Why are they after NTLM hashes?

NT LAN Manager (NTLM) hashes contain users’ (encoded) passwords.

“User authentication in Windows is used to prove to a remote system that a user is who they say they are. NTLM does this by proving knowledge of a password during a challenge and response exchange without revealing the password to anyone,” Microsoft said in a recent post that announced their goal to deprecate NTLM use in favor of Kerberos – a more modern, extensible and secure authentication protocol.

“These hashes could be exploited for password cracking or facilitate ‘Pass-The-Hash’ attacks using other vulnerabilities within the targeted organization to move laterally within an impacted environment,” Proofpoint researchers have noted. (Though cracking the password is not enough to gain access to accounts with multi-factor authentication switched on.)

Varonis Threat Labs researchers have recently documented alternative tricks attackers use to grab NTLM password hashes.

How a phishing email allows them to steal NTLM hashes?

According to the researchers, in late February 2024 the threat actor (marked as TA577) sent out tens of thousands of emails targeting employees of hundreds of organizations around the world.

The emails looked like they were replies to previous emails, and directed the potential victims to download and open the attached ZIP archive file.

The phishing email (Source: Proofpoint)

“When opened, the HTML file triggered a system connection attempt to a Server Message Block (SMB) server via a meta refresh to a file scheme URI ending in .txt.

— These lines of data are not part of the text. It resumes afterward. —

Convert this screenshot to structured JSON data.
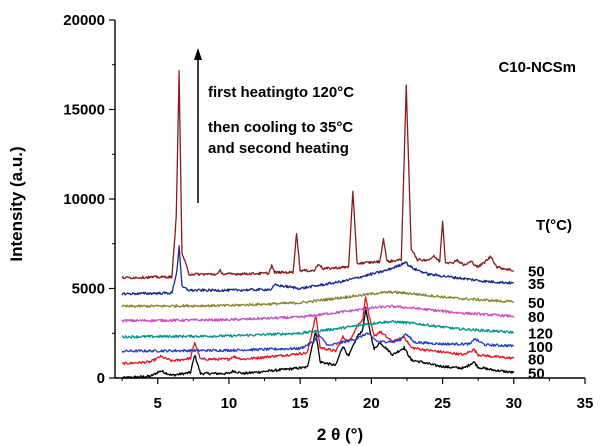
{
  "chart_data": {
    "type": "line",
    "xlabel": "2 θ (°)",
    "ylabel": "Intensity (a.u.)",
    "xlim": [
      2,
      35
    ],
    "ylim": [
      0,
      20000
    ],
    "x_ticks": [
      5,
      10,
      15,
      20,
      25,
      30,
      35
    ],
    "y_ticks": [
      0,
      5000,
      10000,
      15000,
      20000
    ],
    "grid": false,
    "sample_label": "C10-NCSm",
    "annotations": [
      "first heatingto 120°C",
      "then cooling to 35°C",
      "and second heating"
    ],
    "temperature_header": "T(°C)",
    "series": [
      {
        "label": "50",
        "color": "#000000",
        "baseline": 0,
        "x": [
          2.5,
          4.5,
          5.2,
          6,
          7.3,
          7.6,
          8,
          10,
          10.3,
          11,
          15.5,
          15.9,
          16.1,
          16.4,
          17.5,
          18,
          18.4,
          19,
          19.4,
          19.6,
          19.8,
          20.2,
          20.6,
          21.5,
          22.3,
          22.8,
          23.5,
          24.5,
          25.5,
          26.5,
          27.2,
          27.5,
          28.5,
          30
        ],
        "y": [
          0,
          100,
          400,
          150,
          300,
          1300,
          250,
          250,
          400,
          250,
          600,
          2000,
          2600,
          900,
          700,
          1800,
          1200,
          2300,
          2700,
          3900,
          3000,
          1600,
          2000,
          1300,
          1700,
          1000,
          900,
          700,
          600,
          550,
          900,
          600,
          450,
          300
        ]
      },
      {
        "label": "80",
        "color": "#e8161e",
        "baseline": 800,
        "x": [
          2.5,
          4.5,
          5.2,
          6,
          7.3,
          7.6,
          8,
          10,
          10.3,
          11,
          15.5,
          15.9,
          16.1,
          16.4,
          17.5,
          18,
          18.4,
          19,
          19.4,
          19.6,
          19.8,
          20.2,
          20.6,
          21.5,
          22.3,
          22.8,
          23.5,
          24.5,
          25.5,
          26.5,
          27.2,
          27.5,
          28.5,
          30
        ],
        "y": [
          800,
          900,
          1200,
          950,
          1100,
          2000,
          1050,
          1050,
          1200,
          1050,
          1400,
          2800,
          3500,
          1700,
          1500,
          2300,
          2000,
          2900,
          3300,
          4600,
          3600,
          2300,
          2600,
          2000,
          2300,
          1700,
          1600,
          1500,
          1400,
          1300,
          1600,
          1300,
          1200,
          1100
        ]
      },
      {
        "label": "100",
        "color": "#2441c2",
        "baseline": 1600,
        "x": [
          2.5,
          10,
          15,
          15.9,
          16.3,
          17,
          19,
          19.7,
          20.5,
          22,
          22.4,
          23,
          25,
          27,
          27.2,
          28,
          30
        ],
        "y": [
          1500,
          1550,
          1650,
          2000,
          2400,
          1800,
          2200,
          2500,
          2000,
          2100,
          2500,
          2000,
          1900,
          1900,
          2200,
          1850,
          1800
        ]
      },
      {
        "label": "120",
        "color": "#00928e",
        "baseline": 2400,
        "x": [
          2.5,
          10,
          15,
          18,
          20.5,
          21.5,
          23,
          26,
          30
        ],
        "y": [
          2300,
          2350,
          2500,
          2800,
          3100,
          3150,
          3050,
          2750,
          2550
        ]
      },
      {
        "label": "80",
        "color": "#c84fc8",
        "baseline": 3200,
        "x": [
          2.5,
          10,
          15,
          18,
          20.5,
          21.5,
          23,
          26,
          30
        ],
        "y": [
          3200,
          3250,
          3400,
          3700,
          3950,
          4000,
          3900,
          3650,
          3450
        ]
      },
      {
        "label": "50",
        "color": "#86862a",
        "baseline": 4000,
        "x": [
          2.5,
          10,
          15,
          18,
          20.5,
          21.5,
          23,
          26,
          30
        ],
        "y": [
          4000,
          4050,
          4200,
          4500,
          4750,
          4800,
          4700,
          4450,
          4250
        ]
      },
      {
        "label": "35",
        "color": "#1a2a8a",
        "baseline": 4800,
        "x": [
          2.5,
          6,
          6.35,
          6.5,
          6.7,
          7.2,
          10,
          13,
          13.2,
          15,
          18,
          19,
          20,
          21,
          22,
          22.4,
          22.6,
          23,
          24,
          26,
          28,
          30
        ],
        "y": [
          4700,
          4750,
          6000,
          7400,
          5100,
          4900,
          4900,
          4950,
          5200,
          5000,
          5400,
          5600,
          5800,
          6000,
          6300,
          6500,
          6300,
          6100,
          5800,
          5600,
          5400,
          5300
        ]
      },
      {
        "label": "50",
        "color": "#8b1a1a",
        "baseline": 5600,
        "x": [
          2.5,
          6,
          6.3,
          6.5,
          6.7,
          7.2,
          9.2,
          9.4,
          9.6,
          12.8,
          13,
          13.2,
          14.5,
          14.75,
          15,
          16,
          16.3,
          16.6,
          18.4,
          18.7,
          19,
          20.6,
          20.85,
          21.1,
          22.1,
          22.45,
          22.8,
          23,
          23.2,
          24,
          24.4,
          24.8,
          25,
          25.2,
          25.6,
          26,
          26.5,
          27,
          27.5,
          28,
          28.4,
          28.8,
          29.4,
          30
        ],
        "y": [
          5600,
          5650,
          9000,
          17100,
          7000,
          5800,
          5800,
          6000,
          5800,
          5850,
          6300,
          5900,
          5900,
          8100,
          6000,
          6000,
          6400,
          6100,
          6200,
          10400,
          6400,
          6500,
          7800,
          6500,
          6600,
          16300,
          7200,
          7000,
          6600,
          6600,
          6800,
          6500,
          8800,
          6500,
          6400,
          6600,
          6300,
          6500,
          6200,
          6500,
          6800,
          6200,
          6100,
          6000
        ]
      }
    ]
  }
}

That is, the file would automatically contact an external SMB resource owned by the threat actor,” the researchers explained.

No actual malware was used in the attack – the attackers only wanted to capture NTLMv2 challenge/response pairs from the SMB server to steal NTLM hashes.

“Any allowed connection attempt to these SMB servers could potentially compromise NTLM hashes, along with revealing other sensitive information such as computer names, domain names, and usernames in clear text,” they noted.

This additional information can also provide some insight into the targeted organization and whether it’s worth to continue the compromise and drop additional malware/ransomware.

Advice for organizations

TA577 is known for delivering malware loader – QBot (Qakbot) in the past and, more recently, Pikabot – but this is the first time they’ve been spotted trying to steal NTLM credentials.

“The rate at which TA577 adopts and distributes new tactics, techniques, and procedures (TTPs) suggests the threat actor likely has the time, resources, and experience to rapidly iterate and test new delivery methods,” the researchers noted, and said that they’ve also seen “an increase in multiple threat actors abusing file scheme URIs to direct recipients to external file shares such as SMB and WebDAV to access remote content for malware delivery.”

To foil those attempts, organizations should block outbound SMB connections, they advised.

“Disabling guest access to SMB does not mitigate the attack, since the file must attempt to authenticate to the external SMB server to determine if it should use guest access,” they added.